Sunday, November 15, 2009

FW 75: Leading farming figures' predictions for 2084

http://www.fwi.co.uk/Articles/2009/10/30/118332/FW-75-Leading-farming-figures39-predictions-for.htm


PATRICK HOLDEN, Soil Association director

UK agriculture is on the threshold of a period of more far-reaching change than any time since the Industrial Revolution.

During the period since the Second World War, our farming systems have been treating environmental capital, including fossil fuels, mineral fertiliser, water and the fertility of soil itself, as if it was income.

Although the supply of nature's capital is not yet exhausted, we are nearing the end of this exploitative phase during which we have lived beyond our means.

Our food and farming systems need to go through a transition from our current approach, which uses up to 10 calories of mainly fossil fuel energy to produce each calorie of food, to a system of renewable and recyclable inputs.

The transition period will probably span at least 20 years but if we fast forward, the landscape of a sustainably farmed Britain will be radical different.

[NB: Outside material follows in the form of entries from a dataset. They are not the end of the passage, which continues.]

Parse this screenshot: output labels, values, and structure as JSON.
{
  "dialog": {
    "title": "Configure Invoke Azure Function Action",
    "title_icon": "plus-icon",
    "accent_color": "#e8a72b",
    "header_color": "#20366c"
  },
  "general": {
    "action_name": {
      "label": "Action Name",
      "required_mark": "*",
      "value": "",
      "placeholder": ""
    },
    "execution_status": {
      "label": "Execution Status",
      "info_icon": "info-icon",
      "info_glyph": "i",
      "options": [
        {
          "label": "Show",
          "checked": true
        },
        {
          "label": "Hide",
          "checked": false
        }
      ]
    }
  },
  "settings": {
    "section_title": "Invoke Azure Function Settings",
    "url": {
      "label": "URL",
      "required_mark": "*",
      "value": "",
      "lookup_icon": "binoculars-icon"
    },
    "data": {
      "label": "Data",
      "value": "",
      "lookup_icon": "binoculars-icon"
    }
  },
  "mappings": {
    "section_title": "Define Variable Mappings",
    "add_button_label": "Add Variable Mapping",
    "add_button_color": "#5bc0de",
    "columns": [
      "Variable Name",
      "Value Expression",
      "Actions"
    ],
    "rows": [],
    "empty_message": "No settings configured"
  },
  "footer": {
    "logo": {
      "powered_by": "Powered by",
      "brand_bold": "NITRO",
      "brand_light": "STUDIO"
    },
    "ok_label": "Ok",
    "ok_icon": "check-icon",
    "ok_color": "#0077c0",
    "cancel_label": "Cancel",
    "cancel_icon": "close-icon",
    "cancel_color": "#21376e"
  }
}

Mixed organic farming will be the norm not the exception; fertility for arable cropping will be built through clover grass leys grazed by ruminants. Because of this, cereal output will reduce by 40%, white meat becoming an expensive luxury, while red meat fattened on forage will be considered the more sustainable, affordable meat option.

This radical transformation will not stop at the farm gate - our staple foods will once again be sourced mainly much closer to where we live.

The infrastructure needed to enable this will include more abattoirs and processing units, most of which have disappeared over the last 60 years.

The mutual dependency between producer and consumer which once characterised the food culture of this country and which still exists in parts of mainland Europe will undergo a renaissance and the simple pleasure of eating fresh, sustainably produced and local food will once again occupy a central point in our lives.

It will return the primary producers of this country to their rightful high social, cultural and economic status.